Words Are All We’ve Got – Blogging In Other Languages
Steve Rubel talks about reading some French blogs while in Paris, and how only 25% of the content in the blogosphere is written in English. The fact is that the US is still the country with the most Internet users, but it is very quickly losing ground to China. Bloggers may need to adapt.
Now given that the US is not even an official bilingual country, like Canada is, what can American bloggers do to keep up? Steve suggests that news feed readers/ aggregators could translate content on the fly, but if you’ve seen the results of machine translators, you know that they are not always accurate. What’s more, they are particularly bad at translating colloquialisms, which give the conversational form of a language its current flavour. And since blogs are supposed to be conversational, I’m not sure I’d trust machine translation for more technical blogospheric research. (This is my own personal reason for increasing my language skills.)
What I’m suggesting is that serious onine writers and bloggers should attempt to learn at least one other language than the one they speak fluently. So what languages should English-speaking bloggers learn? Here is my own shortlist, based on what I’m seeing in the blogosphere, plus a few comments for each language. The languages are listed in my own order of importance.
(1) French
(2) Japanese
(3) Spanish
(4) Portguese
(5) German
(6) Mandarin
(1) As a Canadian, I learned French early in my schooling, but without someone to practice speaking with, the best I can do now is read at about a 75-80% ability.
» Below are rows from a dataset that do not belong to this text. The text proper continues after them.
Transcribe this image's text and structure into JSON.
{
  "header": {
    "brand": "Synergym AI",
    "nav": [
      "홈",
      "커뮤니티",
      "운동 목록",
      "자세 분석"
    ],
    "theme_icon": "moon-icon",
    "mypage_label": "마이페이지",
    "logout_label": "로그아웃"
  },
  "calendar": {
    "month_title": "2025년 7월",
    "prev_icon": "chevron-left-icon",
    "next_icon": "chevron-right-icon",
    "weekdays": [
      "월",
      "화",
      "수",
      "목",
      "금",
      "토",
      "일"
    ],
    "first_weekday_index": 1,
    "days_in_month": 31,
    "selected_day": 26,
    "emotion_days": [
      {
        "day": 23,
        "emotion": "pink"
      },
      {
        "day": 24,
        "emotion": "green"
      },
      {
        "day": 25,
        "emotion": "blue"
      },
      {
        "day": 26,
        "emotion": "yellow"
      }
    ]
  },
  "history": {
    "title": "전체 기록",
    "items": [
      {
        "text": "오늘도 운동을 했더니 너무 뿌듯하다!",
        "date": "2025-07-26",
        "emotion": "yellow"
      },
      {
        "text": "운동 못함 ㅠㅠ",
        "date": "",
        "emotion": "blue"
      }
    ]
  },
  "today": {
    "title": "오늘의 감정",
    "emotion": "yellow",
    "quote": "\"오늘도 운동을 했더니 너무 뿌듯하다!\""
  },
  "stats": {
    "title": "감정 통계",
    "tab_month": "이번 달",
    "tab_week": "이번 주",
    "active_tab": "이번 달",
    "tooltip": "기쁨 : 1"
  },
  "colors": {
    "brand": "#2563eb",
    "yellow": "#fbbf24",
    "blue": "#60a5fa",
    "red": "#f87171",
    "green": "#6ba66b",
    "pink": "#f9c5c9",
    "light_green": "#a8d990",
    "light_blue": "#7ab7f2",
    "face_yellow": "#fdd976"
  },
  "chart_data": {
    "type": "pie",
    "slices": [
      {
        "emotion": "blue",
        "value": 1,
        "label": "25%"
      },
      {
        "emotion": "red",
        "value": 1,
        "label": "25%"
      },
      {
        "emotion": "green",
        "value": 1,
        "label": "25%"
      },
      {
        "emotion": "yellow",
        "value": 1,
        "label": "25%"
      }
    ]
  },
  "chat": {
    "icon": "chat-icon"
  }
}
I can no longer converse more than a few words, and terribly at that. I do occasionally watch French TV (from Quebec) and understand spoken Quebecois French at about 50-60%. However, I think that there are some very important French-language blogs, particularly from Europe. There is also a list as long as my arm of literary novels that I’d like to read in the original French. Thus French runs high on my shortlist.
(2) I love the sound of the Japanese language and taught myself about a decade ago, so that I could get an interview with the fun Japanese girl-rock band Shonen Knife. I had a great time learning, and fun meeting the band. I’d written out all of my interview questions in Roomaji – the Roman/ English-letter version of Japanese – but promptly forgot all the Japanese I’d learned shortly after greeting the ladies, so the bulk of the interview was conducted in English.
While conversational Japanese is highly phonetic and thus relatively easy for English speakers to learn, there are four different written forms in use. Kanji consists of ideographs that are mostly borrowed from Chinese. Hiragana and Katakana are phonetic symbols. Roomaji uses Roman letters (plus accent marks) and numbers to represent Hiragana and Katakana words.
Hiragana is the standard form of written Japanese that you see on packaging and newspapers. Katakana is also used fairly regularly, but mostly for words borrowed from Western languages. I have yet to come across any blogs written in Roomaji. Still, for my own research, Hiragana and Katakana are very high on my list. I do a lot of writing about consumer electronics and computer technology in general, and since a great deal of tech is manufactured in Japan, it would be to my advantage to know Japanese more fluently.
(3), (4) In my blogspheric surfing, I’m seeing an increase in both Spanish and Portguese blogs. There seems to be a particular increase in Brazilian blogging, and thus Portuguese blogs. I know a smattering of Spanish and can tell the difference between written Spanish and Portuguese, but I don’t know enough to know the top bloggers in these two languages. Still, there are many classic novels originally written in Spanish that I’d like to read, so at least Spanish ranks high on my list. If I can read a few more blogs because of it, then great. And learning Spanish helps in learning Portgueuse, if you can tell the difference between them.
(6) Germany has long been a leading center of technology, like Japan, and I’ve tried to learn German in the past. At present, it’s relatively low on my list, but that may change. There are a number of German research institutes that have websites which I’d eventually like to be able to read in the original German.
(6) Mandarin is a very hard language to learn, even for someone like myself who has a penchant for languages. There are up to 11 different inflections for vowel (consonant?) sounds. I tried learning Mandarin two years ago because I was seriously considering teaching English in China, particularly Beijing. It’s the first language I gave up on only after four weeks. (I stuck with Russian, Greek, Italian, and German for much longer.) It’s not currently on my list per se, but one day soon, I think that’ll change, with the rise of Mandarin blogging.
There are of course other languages that have a strong presence online, such as Philipino, but I’m listing only those languages that have a research-based importance to me.
If any of these, or other, languages interest you, these days there are all kinds of free language lessons online. I went to my local public library and borrowed CDs and books. Just make sure that you get CDs which use native speakers, to get the best lessons.
You might think that if you’re just planning to learn a language to read blogs in, it will not be enough. You need to learn the language, or it’ll be very easy to forget what you learn. Aural cues help trigger memory, and unless you’re already fluent in a language, just sticking to reading will likely be a waste of time.